So, today was a good day, well, as good as could be expected. I can't help but miss my husband terribly on days like today. My dad is here though and has been good company and the kids loved seeing him again. We drove around and did some last minute shopping and then went to church tonight. After church, we had dinner at home and made sugar cookies for Santa. The kids really loved it but got to bed a lot later than expected. That meant that my job as the single Santa was going to start late and end late.
It is another one of those things you don't think about until you are in the middle of it. Tonight, I realized that I forgot to wrap any of the presents before now. Usually, when I do that, it isn't a big deal because Ian is here to help with the wrapping. Well, tonight, I had to take care of it. My dad helped a little with handing me tape and stuff, but I did all the wrapping. Not that I am complaining, because he did help, just that I had a lot to do. When I was about 3/4 the way through, my dad called it a night, and I finished up on my own. I sat there watching TV, wrapping gifts, and thinking about the fact that Ian and I would be doing this together right now if he were home. I don't know how to say this without it sounding like I am whining, it is just how I feel. I accept the situation and am learning to cope, it is just days like this that are upsetting and make me miss him more than usual.

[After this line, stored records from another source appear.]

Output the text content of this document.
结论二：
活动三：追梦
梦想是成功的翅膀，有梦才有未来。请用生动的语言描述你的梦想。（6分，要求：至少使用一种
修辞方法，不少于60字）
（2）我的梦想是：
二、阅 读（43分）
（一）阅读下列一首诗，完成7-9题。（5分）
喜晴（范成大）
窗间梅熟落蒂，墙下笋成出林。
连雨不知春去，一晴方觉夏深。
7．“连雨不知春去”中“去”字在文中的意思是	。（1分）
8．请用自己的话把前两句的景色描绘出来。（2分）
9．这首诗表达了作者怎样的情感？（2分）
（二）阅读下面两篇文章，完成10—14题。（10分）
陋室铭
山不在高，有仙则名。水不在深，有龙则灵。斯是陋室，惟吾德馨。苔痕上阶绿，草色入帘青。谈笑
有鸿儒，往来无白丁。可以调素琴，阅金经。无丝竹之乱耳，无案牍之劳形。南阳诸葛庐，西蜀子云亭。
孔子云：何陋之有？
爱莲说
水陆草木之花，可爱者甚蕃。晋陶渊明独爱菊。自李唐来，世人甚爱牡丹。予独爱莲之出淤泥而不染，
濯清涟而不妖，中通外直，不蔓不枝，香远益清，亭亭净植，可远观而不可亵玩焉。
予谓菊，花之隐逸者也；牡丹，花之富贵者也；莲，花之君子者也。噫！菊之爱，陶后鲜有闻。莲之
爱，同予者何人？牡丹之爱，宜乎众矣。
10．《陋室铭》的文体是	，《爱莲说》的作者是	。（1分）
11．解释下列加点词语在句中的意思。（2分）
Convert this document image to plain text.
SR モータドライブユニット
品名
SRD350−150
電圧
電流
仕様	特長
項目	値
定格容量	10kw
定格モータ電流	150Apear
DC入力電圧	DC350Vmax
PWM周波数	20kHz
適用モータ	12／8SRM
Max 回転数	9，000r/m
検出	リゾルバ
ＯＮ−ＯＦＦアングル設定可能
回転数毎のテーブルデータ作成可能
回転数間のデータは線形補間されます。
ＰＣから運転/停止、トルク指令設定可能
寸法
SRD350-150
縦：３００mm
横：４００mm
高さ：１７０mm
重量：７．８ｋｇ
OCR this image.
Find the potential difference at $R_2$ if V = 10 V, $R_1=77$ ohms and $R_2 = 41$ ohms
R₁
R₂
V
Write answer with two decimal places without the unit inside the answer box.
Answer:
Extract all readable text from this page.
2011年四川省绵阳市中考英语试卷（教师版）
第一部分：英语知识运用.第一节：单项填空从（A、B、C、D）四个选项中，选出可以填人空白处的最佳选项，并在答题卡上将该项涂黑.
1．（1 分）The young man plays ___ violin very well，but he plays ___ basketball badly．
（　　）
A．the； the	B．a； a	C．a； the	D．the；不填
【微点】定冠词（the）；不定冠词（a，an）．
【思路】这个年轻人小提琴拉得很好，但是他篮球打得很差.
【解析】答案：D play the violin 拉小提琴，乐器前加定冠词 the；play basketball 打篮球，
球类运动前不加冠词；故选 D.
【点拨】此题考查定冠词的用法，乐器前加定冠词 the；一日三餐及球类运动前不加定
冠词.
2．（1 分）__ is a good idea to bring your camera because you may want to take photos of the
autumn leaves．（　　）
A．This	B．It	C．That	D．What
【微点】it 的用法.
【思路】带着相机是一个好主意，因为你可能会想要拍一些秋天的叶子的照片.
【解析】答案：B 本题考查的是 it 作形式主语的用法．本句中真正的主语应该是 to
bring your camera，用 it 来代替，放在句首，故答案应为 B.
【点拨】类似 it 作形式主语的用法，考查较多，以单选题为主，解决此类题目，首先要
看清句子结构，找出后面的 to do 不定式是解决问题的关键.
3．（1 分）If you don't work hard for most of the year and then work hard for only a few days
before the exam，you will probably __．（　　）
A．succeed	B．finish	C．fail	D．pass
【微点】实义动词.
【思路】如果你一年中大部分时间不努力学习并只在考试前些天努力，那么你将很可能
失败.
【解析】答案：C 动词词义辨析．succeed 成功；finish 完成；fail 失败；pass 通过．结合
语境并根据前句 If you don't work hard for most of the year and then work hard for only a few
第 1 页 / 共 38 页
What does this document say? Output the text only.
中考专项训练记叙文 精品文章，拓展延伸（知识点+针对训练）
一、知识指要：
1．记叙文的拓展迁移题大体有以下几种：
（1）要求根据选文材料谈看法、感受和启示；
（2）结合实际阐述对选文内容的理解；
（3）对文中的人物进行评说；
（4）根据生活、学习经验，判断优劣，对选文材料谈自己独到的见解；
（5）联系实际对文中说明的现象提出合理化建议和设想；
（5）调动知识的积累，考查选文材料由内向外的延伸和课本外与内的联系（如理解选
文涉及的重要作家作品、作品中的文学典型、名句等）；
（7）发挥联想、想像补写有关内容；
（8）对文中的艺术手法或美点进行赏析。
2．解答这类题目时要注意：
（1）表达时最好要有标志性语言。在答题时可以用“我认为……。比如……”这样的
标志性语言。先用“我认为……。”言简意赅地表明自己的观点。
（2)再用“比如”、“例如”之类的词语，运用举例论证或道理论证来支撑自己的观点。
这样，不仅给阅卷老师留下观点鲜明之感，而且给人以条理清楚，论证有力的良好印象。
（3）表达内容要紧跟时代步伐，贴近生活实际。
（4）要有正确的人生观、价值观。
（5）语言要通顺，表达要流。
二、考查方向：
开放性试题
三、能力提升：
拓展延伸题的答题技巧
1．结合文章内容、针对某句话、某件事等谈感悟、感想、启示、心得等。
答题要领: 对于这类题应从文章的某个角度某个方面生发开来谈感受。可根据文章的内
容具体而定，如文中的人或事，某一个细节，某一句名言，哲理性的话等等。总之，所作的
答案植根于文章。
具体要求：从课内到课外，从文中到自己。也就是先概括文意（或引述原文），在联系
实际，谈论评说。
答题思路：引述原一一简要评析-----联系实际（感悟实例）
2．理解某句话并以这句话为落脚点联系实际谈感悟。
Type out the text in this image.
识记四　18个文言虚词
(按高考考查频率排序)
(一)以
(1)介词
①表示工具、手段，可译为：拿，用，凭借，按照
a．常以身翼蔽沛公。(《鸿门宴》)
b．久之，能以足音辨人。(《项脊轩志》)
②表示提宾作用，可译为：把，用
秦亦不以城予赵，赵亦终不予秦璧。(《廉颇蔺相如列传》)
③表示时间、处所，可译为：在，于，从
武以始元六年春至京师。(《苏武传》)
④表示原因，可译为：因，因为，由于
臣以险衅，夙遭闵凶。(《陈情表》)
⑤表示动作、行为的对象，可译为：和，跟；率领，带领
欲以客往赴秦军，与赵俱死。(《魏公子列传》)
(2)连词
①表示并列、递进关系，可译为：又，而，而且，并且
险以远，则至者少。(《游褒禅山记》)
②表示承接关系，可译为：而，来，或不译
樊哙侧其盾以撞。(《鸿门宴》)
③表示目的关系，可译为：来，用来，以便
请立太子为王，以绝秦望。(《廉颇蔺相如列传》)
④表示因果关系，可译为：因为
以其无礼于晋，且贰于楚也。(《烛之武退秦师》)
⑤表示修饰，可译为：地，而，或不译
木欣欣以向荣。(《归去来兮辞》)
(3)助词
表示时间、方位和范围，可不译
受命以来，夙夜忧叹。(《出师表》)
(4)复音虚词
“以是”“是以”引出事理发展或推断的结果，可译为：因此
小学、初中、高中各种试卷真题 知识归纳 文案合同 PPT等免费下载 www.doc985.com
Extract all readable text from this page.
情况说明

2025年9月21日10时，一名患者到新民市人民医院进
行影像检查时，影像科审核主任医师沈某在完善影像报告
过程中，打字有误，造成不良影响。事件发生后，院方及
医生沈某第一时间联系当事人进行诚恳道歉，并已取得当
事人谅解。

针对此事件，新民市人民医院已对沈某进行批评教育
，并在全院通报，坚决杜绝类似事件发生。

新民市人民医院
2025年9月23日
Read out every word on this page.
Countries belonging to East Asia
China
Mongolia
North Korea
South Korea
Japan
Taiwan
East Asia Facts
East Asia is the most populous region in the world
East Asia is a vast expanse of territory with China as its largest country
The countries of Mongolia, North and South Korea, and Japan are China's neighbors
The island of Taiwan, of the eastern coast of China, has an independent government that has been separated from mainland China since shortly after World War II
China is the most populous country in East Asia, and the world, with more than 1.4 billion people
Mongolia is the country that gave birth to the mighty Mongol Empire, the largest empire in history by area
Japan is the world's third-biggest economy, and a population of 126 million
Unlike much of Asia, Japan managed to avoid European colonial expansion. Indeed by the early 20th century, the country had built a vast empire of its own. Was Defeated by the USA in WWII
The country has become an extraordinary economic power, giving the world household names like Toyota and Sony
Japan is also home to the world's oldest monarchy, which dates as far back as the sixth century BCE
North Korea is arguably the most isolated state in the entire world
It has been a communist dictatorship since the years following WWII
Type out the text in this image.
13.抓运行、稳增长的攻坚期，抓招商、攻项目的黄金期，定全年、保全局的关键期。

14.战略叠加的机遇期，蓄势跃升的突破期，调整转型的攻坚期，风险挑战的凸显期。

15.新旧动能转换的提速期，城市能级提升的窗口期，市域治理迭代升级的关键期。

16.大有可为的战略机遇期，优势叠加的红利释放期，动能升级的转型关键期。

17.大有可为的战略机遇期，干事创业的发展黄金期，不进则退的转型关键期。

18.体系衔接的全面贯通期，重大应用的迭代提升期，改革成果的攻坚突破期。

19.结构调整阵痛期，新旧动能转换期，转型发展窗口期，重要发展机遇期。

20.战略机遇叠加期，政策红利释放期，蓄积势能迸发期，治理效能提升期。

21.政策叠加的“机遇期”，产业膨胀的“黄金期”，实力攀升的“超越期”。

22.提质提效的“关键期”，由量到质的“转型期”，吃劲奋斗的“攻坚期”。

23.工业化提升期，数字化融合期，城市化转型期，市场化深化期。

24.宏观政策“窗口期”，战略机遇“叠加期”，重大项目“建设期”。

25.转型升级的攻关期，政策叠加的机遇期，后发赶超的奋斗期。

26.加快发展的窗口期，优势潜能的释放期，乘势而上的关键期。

So, it is 1am and my single Santa duties are done. It took a lot longer than I expected, but that is okay. The kids will be happy to see it. Even though most of it is from our families, the kids will still have a great Christmas. Hopefully, Ian will be able to Skype us in the morning, or at the very least, call us. For now, I am going to try and get a few hours sleep before my kids come running in my room to yell that Santa came.
Another day done, another day closer to seeing him again.